Eu podia te sentir por inteira, te ter por inteira, ali éramos só eu e você e mais ninguém, o mundo exterior de nada importava, você era minha, apenas minha. Enquanto te tocava e apalpava seus belos seios via vc morder os lábios, emaranhar as mãos nos cabelos, se virar, querendo escapar de mim. Tirei os dedinhos de dentro de você e os levei a boca. Você olhava deliciosamente espantada. Os lambi e deslizei pela sua barriguinha até sua buceta ensopada do seu melzinho. Você gritava "Pára, pára" mas eu sabia que não era sua intenção, estava louca na cama, mal conseguia respirar. Eu metia minha lingua toda em você, bem fundo e como você estava quente, parecia estar derretendo em minha boca. Era uma delícia ver e escutar você tendo prazer, me matava de tesão só de imaginar o que você estava sentindo.

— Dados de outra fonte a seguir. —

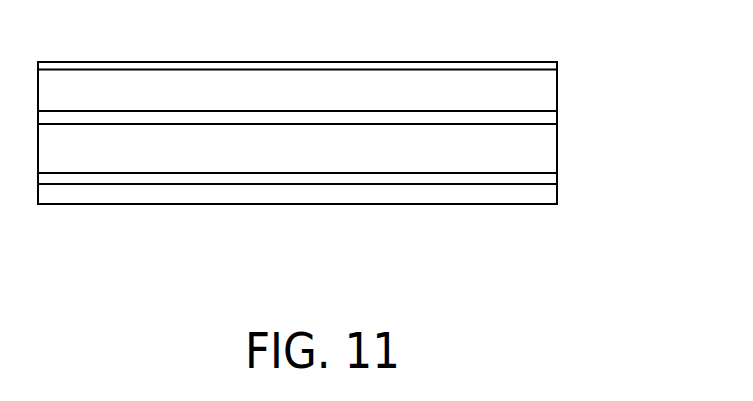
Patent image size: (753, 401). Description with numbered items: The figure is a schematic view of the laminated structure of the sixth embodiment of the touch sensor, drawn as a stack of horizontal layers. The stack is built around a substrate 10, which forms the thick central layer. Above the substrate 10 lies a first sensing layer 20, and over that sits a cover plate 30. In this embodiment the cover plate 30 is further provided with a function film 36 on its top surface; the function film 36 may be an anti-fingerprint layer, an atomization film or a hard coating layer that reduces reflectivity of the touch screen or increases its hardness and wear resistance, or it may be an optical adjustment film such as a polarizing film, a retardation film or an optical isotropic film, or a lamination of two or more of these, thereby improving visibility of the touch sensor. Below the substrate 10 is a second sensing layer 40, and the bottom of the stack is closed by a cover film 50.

The substrate 10 is at (538, 148).
The first sensing layer 20 is at (548, 117).
The cover plate 30 is at (538, 82).
The function film 36 is at (490, 63).
The second sensing layer 40 is at (547, 178).
The cover film 50 is at (547, 198).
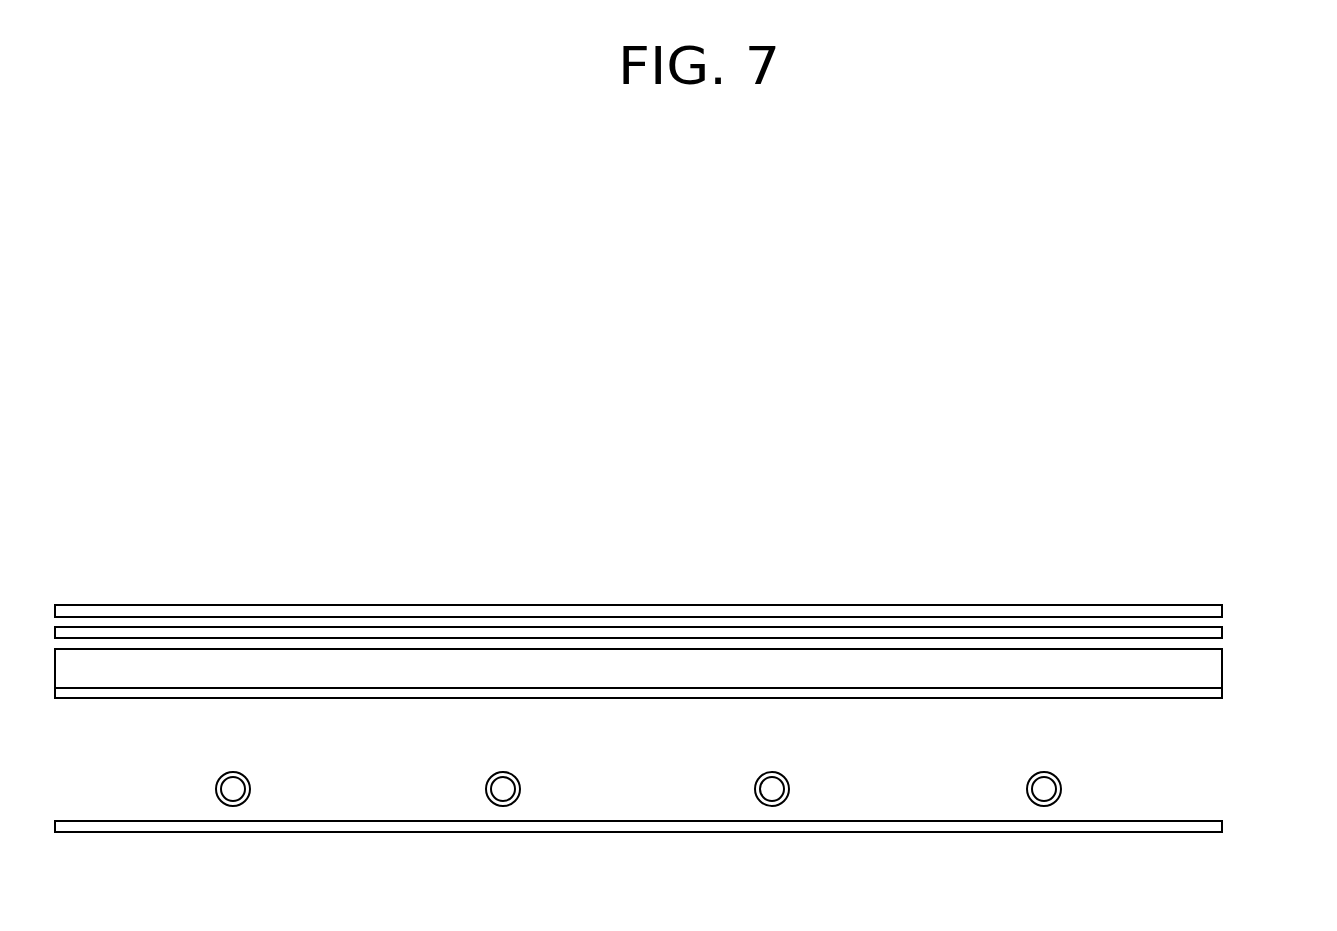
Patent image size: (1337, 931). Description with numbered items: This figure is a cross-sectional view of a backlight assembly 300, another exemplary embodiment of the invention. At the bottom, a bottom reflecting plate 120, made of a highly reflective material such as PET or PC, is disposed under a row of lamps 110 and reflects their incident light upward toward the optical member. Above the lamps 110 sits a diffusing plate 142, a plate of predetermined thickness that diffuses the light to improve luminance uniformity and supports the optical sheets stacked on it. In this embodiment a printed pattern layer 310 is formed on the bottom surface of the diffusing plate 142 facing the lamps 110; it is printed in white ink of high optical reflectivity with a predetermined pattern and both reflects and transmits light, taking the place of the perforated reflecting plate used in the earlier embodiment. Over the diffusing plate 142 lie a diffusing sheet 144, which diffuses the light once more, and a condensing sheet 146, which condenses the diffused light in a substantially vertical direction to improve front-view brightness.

The backlight assembly 300 is at (677, 545).
The condensing sheet 146 is at (1222, 612).
The diffusing sheet 144 is at (1218, 632).
The diffusing plate 142 is at (1218, 666).
The printed pattern layer 310 is at (1222, 691).
The lamps 110 is at (1061, 788).
The bottom reflecting plate 120 is at (1222, 825).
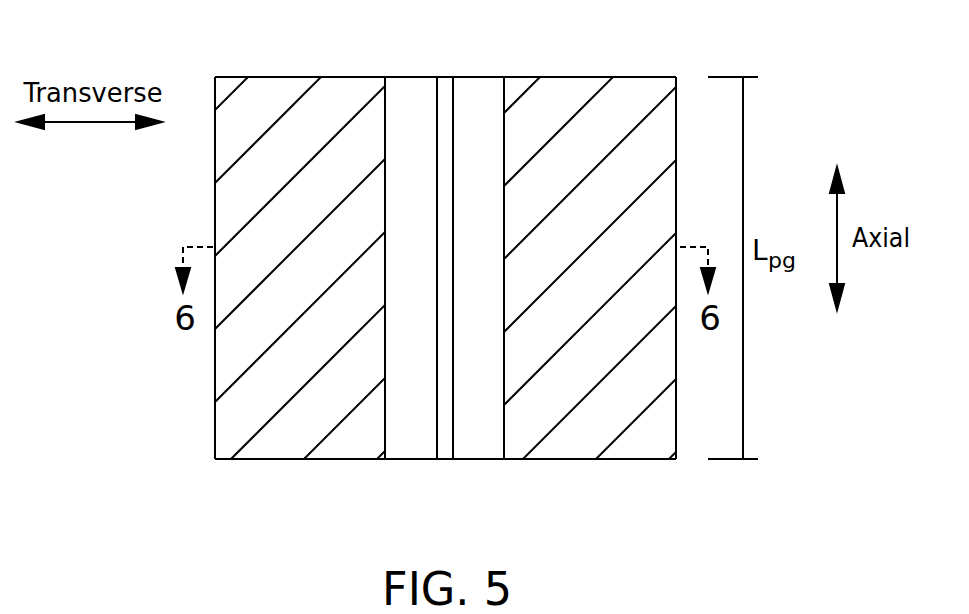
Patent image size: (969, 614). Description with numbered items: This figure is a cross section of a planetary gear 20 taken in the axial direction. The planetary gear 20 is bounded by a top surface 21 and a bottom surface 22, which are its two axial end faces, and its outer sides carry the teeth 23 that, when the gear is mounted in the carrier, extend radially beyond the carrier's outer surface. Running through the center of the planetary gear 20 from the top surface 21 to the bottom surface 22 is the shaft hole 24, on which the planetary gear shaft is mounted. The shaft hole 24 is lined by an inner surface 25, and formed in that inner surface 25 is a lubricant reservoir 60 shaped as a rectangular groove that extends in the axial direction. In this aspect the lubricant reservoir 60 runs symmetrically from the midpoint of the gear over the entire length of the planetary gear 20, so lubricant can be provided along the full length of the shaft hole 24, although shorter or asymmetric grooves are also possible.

The planetary gear 20 is at (628, 92).
The top surface 21 is at (338, 77).
The bottom surface 22 is at (332, 459).
The teeth 23 is at (215, 162).
The shaft hole 24 is at (479, 450).
The inner surface 25 is at (405, 83).
The lubricant reservoir 60 is at (445, 100).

- Me come, amor, sou sua, me come, me come
Você começou a falar freneticamente. Eu tirei minha boca e meti meus dedinhos com tudo. Entraram tão fácil dado o estado em que você se encontrava. Ensopada de prazer e lambuzada da minha linguinha. Vc se revirava, acariciava meus seios, arranhava minhas costas, estava em êxtase, me deixando louca de prazer. Você estava quente, pelando, quase me queimava. Vc me beijava, mordia meus lábios e me dava chupões, não se controlova me nada. Quanto mais rápido eu te tocava mais você pedia, se contorcia. "Não pára, não pára" e eu punha e tirava os mais frenético que podia te deixando cada vez mais louca. "Vai, vai" vc ficava repetindo, me deixando louca imaginando que tais palavras precendiam seu gozo gostoso. Suavemente você deu um suspiro suave e eu senti seu doce mel escorrer pelos meus dedos me deixando louca pra lamber meus dedos novamente e te provar mais uma vez. Olhei pra vc e fui chupando um a um, me deleitando com seu sabor e vc olhava com uma cara de satisfeita exausta. Me deitei ao seu lado apoiando o cotovelo pra ficar em um plano mais alto que você deitada pra poder te admirar. Vc estava com uma carinha de sono e olhava piscando várias vezes por segundo, com as pálpebras muito pesadas. Eu acariciava seu rosto e seus seios suavemente com o peito de minha mão até você adormecer. Passei quase todo o tempo te observando dormir. Era tão inocente, puro, belo. Vc mal se mexeu, ficou praticamente na mesma posição q te dexei. Te acordei algumas horas depois, quando já era noite e você meio cambaleante levantou, foi no banheiro e lavou o rosto. Vestiu sua roupa olhando pra mim, ainda me procovando e seguiu em direção à porta. Eu te acompanhei, te dei mais um beijo e você foi embora. Você nem sabe, mas corri pra janela do hotel pra te espiar indo embora, na verdade te admirar e me certificar que pegaria o ônibus. Dormi aquela noite tranquilamente, mas sonhando com nosso próximo encontro.